Skáldskaparmál - 01.01.1992, Blaðsíða 56
54
Robert Cook
spread the new faith and staying in Norway, Kjartan says he prefers to stay
and is praised by the king for this decision - but it soon becomes clear that
his real reason for wanting to stay is his dalliance with the king’s sister
Ingibjörg. As for his manners, which never were in accord with the word
“lítillátur” used in his portrait, the new religion seems to have no effect.
Kjartan’s behavior to Hrefna shows him to be as boorish and crude as ever.
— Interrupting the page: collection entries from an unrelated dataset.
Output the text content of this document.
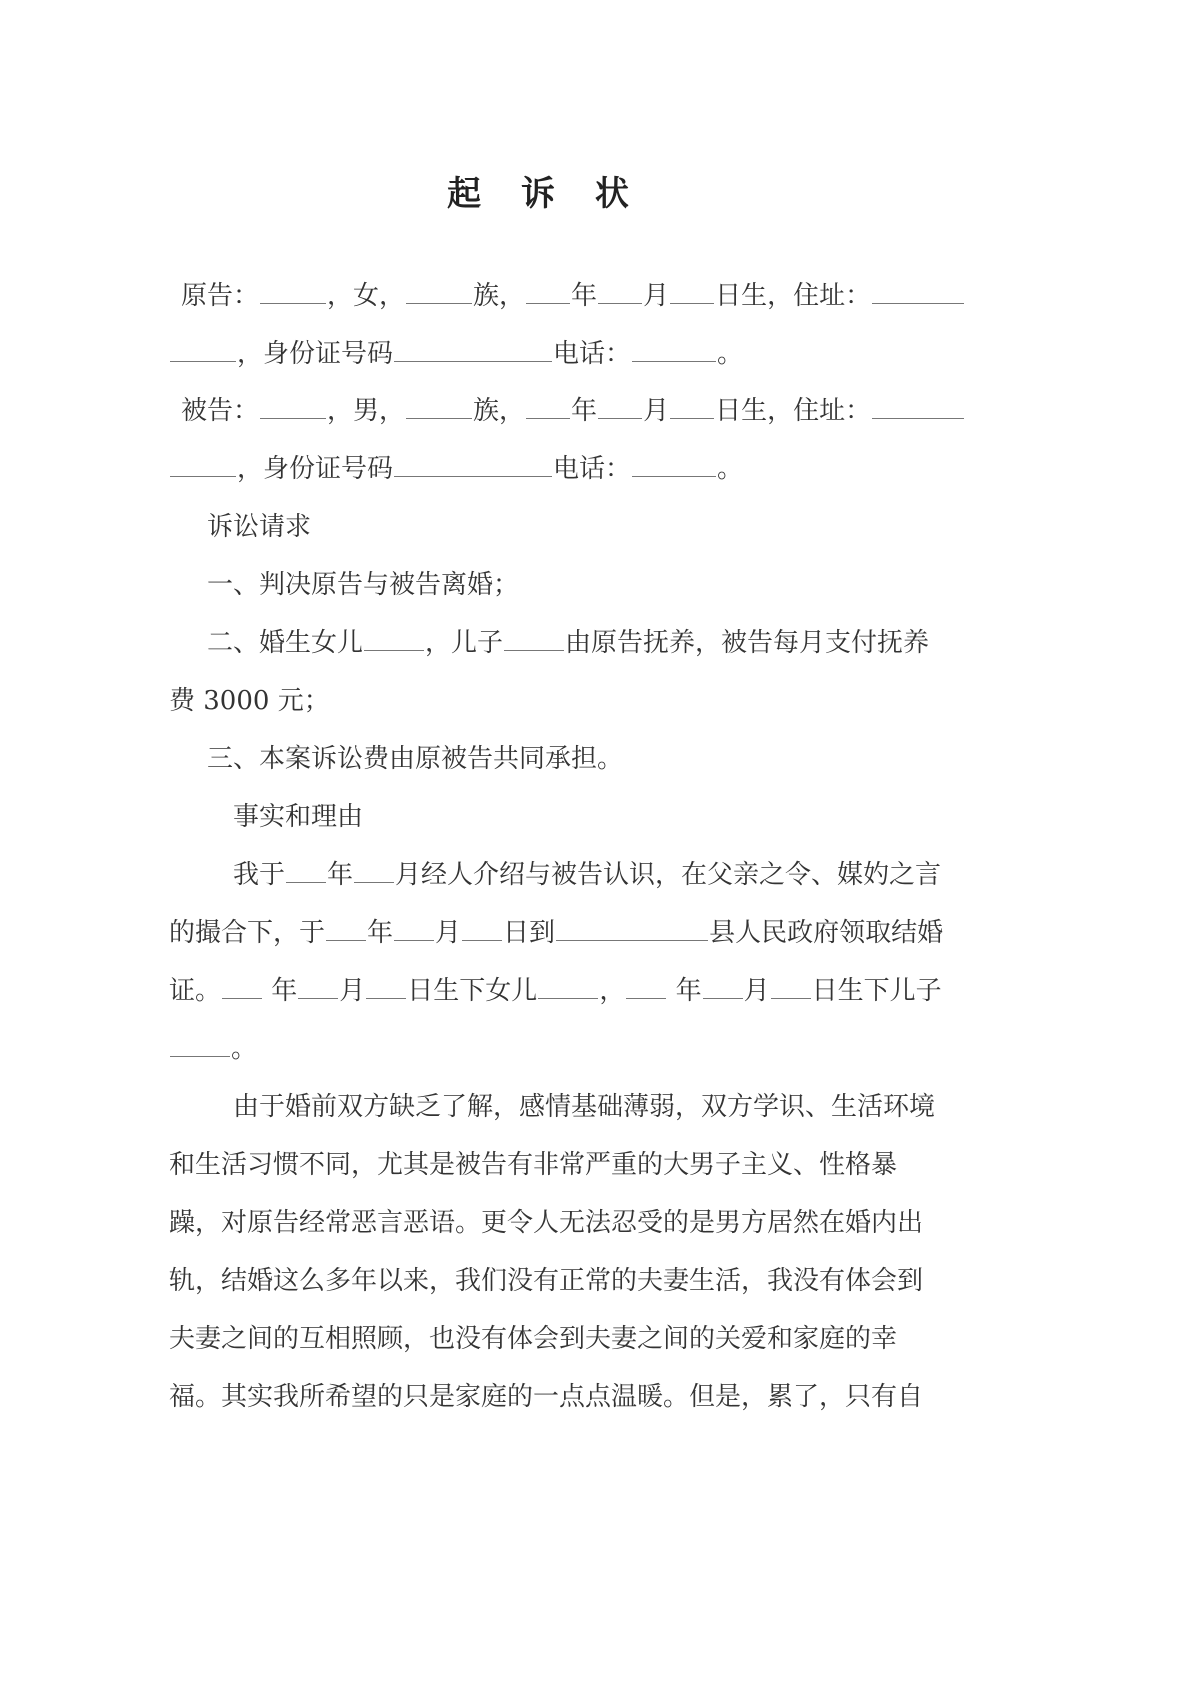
起 诉 状
原告：	，女，	族， 年 月 日生，住址：
，身份证号码	电话：	。
被告：	，男，	族， 年 月 日生，住址：
，身份证号码	电话：	。
诉讼请求
一、判决原告与被告离婚；
二、婚生女儿 ，儿子 由原告抚养，被告每月支付抚养
费 3000 元；
三、本案诉讼费由原被告共同承担。
事实和理由
我于 年 月经人介绍与被告认识，在父亲之令、媒妁之言
的撮合下，于 年 月 日到	县人民政府领取结婚
证。 年 月 日生下女儿 ， 年 月 日生下儿子
。
由于婚前双方缺乏了解，感情基础薄弱，双方学识、生活环境
和生活习惯不同，尤其是被告有非常严重的大男子主义、性格暴
躁，对原告经常恶言恶语。更令人无法忍受的是男方居然在婚内出
轨，结婚这么多年以来，我们没有正常的夫妻生活，我没有体会到
夫妻之间的互相照顾，也没有体会到夫妻之间的关爱和家庭的幸
福。其实我所希望的只是家庭的一点点温暖。但是，累了，只有自
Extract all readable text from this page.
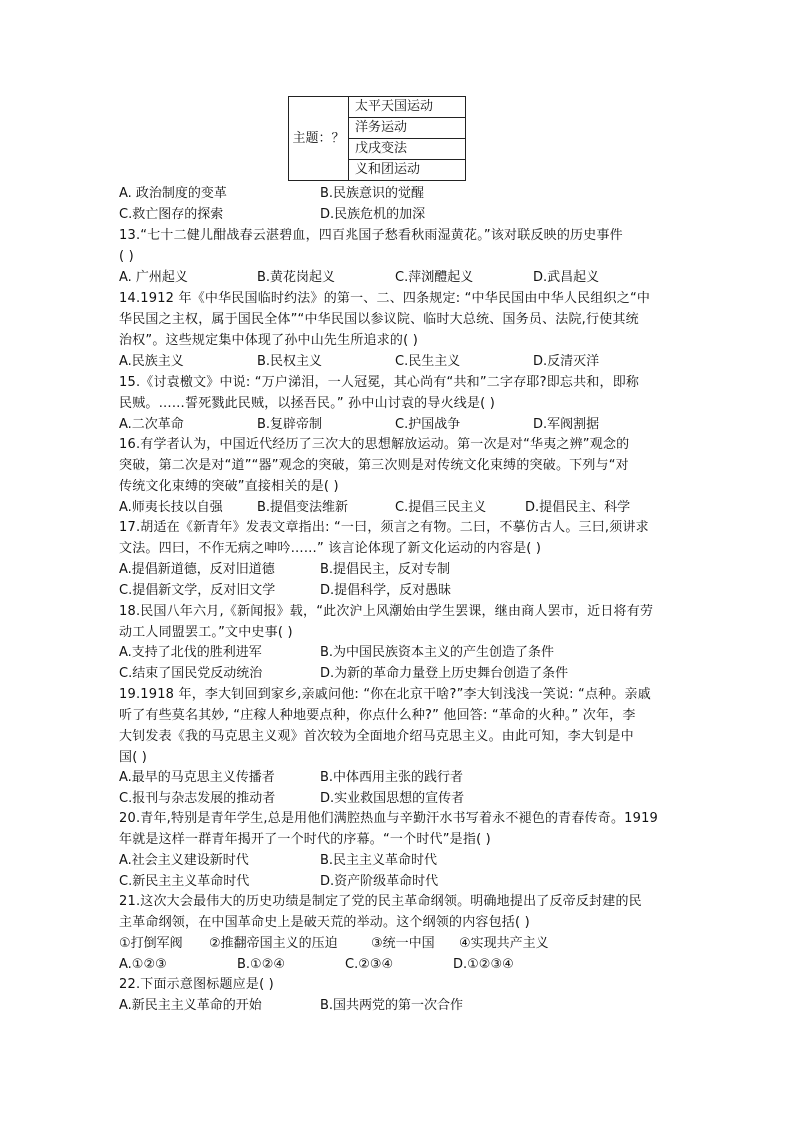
主题：？	太平天国运动
洋务运动
戊戌变法
义和团运动
A. 政治制度的变革	B.民族意识的觉醒
C.救亡图存的探索	D.民族危机的加深
13.“七十二健儿酣战春云湛碧血，四百兆国子愁看秋雨湿黄花。”该对联反映的历史事件
( )
A. 广州起义	B.黄花岗起义	C.萍浏醴起义	D.武昌起义
14.1912 年《中华民国临时约法》的第一、二、四条规定: “中华民国由中华人民组织之“中
华民国之主权，属于国民全体”“中华民国以参议院、临时大总统、国务员、法院,行使其统
治权”。这些规定集中体现了孙中山先生所追求的( )
A.民族主义	B.民权主义	C.民生主义	D.反清灭洋
15.《讨袁檄文》中说: “万户涕泪，一人冠冕，其心尚有“共和”二字存耶?即忘共和，即称
民贼。……誓死戮此民贼，以拯吾民。” 孙中山讨袁的导火线是( )
A.二次革命	B.复辟帝制	C.护国战争	D.军阀割据
16.有学者认为，中国近代经历了三次大的思想解放运动。第一次是对“华夷之辨”观念的
突破，第二次是对“道”“器”观念的突破，第三次则是对传统文化束缚的突破。下列与“对
传统文化束缚的突破”直接相关的是( )
A.师夷长技以自强	B.提倡变法维新	C.提倡三民主义	D.提倡民主、科学
17.胡适在《新青年》发表文章指出: “一曰，须言之有物。二曰，不摹仿古人。三曰,须讲求
文法。四曰，不作无病之呻吟……” 该言论体现了新文化运动的内容是( )
A.提倡新道德，反对旧道德	B.提倡民主，反对专制
C.提倡新文学，反对旧文学	D.提倡科学，反对愚昧
18.民国八年六月,《新闻报》载，“此次沪上风潮始由学生罢课，继由商人罢市，近日将有劳
动工人同盟罢工。”文中史事( )
A.支持了北伐的胜利进军	B.为中国民族资本主义的产生创造了条件
C.结束了国民党反动统治	D.为新的革命力量登上历史舞台创造了条件
19.1918 年，李大钊回到家乡,亲戚问他: “你在北京干啥?”李大钊浅浅一笑说: “点种。亲戚
听了有些莫名其妙, “庄稼人种地要点种，你点什么种?” 他回答: “革命的火种。” 次年，李
大钊发表《我的马克思主义观》首次较为全面地介绍马克思主义。由此可知，李大钊是中
国( )
A.最早的马克思主义传播者	B.中体西用主张的践行者
C.报刊与杂志发展的推动者	D.实业救国思想的宣传者
20.青年,特别是青年学生,总是用他们满腔热血与辛勤汗水书写着永不褪色的青春传奇。1919
年就是这样一群青年揭开了一个时代的序幕。“一个时代”是指( )
A.社会主义建设新时代	B.民主主义革命时代
C.新民主主义革命时代	D.资产阶级革命时代
21.这次大会最伟大的历史功绩是制定了党的民主革命纲领。明确地提出了反帝反封建的民
主革命纲领，在中国革命史上是破天荒的举动。这个纲领的内容包括( )
①打倒军阀 ②推翻帝国主义的压迫	③统一中国 ④实现共产主义
A.①②③	B.①②④	C.②③④	D.①②③④
22.下面示意图标题应是( )
A.新民主主义革命的开始	B.国共两党的第一次合作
Kjartan first meets Hrefna on his return from Norway, when she and his
sister have opened his chest and taken out the “motur” given to him by
Princess Ingibjörg as a gift for Guðrún. When Kjartan - who has now
learned of Guðrún’s marriage to Bolli - sees Hrefna in the head-dress he
says: “Vel þykir mér þér sama moturinn Hrefna; ætla ég og að það sé best
fallið að eg eigi allt saman, motur og mey” (44:1603). The verb “eiga” of
course meant both “to possess” and “to be married to”, but Kjartan’s
remark is offensive because he places Hrefna on the level of the head-dress,
a possession, thus emphasizing the meaning “to possess”. Hrefna’s response
is both demure and flattering: “Það munu menn ætla að þú munir eigi
kvongast vilja bráðendis en geta þá konu er þú biður.” But he goes on to
woo her in his careless, rude way:
Kjartan segir að eigi mundi mikið undir hverja hann ætti en lést engrar skyldu
lengi vonbiðill vera; - „sé ek, at þessi búnaðr berr þér vel, ok er sannligt, at þú
verðir mín kona.“ 7
If this is a serious proposal, he seems to forget it, for later his sister
Þuríður has to suggest to him that he marry Hrefna. He agrees and their
marriage is said to be good (“Tókust góðar ástir með þeim Kjartani og
Hrefnu,” 45:1606), but it is clear that Kjartan still has Guðrún very much on
his mind. The only other conversation that the saga records between Kjartan
and Hrefna occurs when he returns from playing his unseemly trick on the
people at Laugar. Hrefna wonders, with understandable uneasiness, whether
he spoke to Guðrún while there, and says that she hears that Guðrún was
wearing the head-dress and looked good in it. Kjartan flushes with anger and
responds:
„Ekki bar mér það fyrir augu er þú segir frá Hrefna; mundi Guðrún ekki þurfa
að falda sér motri til þess að sama betur en allar konur aðrar“ (47:1609)
To be sure, the head-dress - originally destined, like Kjartan himself, for
Guðrún - is a painful reminder to Kjartan of what he has lost; nonetheless
his cruel and angry words to his wife are somehow characteristic of the man.
The final events of Kjartan’s life continue the double view of him which
7 The phrase in direct speech, here cited from íslenzk fornrit V, p. 133, is not in all mss.
of the saga but is in the fragment of the oldest and best ms. contained in AM 162 fol.
On this ms. see the “Formáli” to the IF edition, p. LXXVII.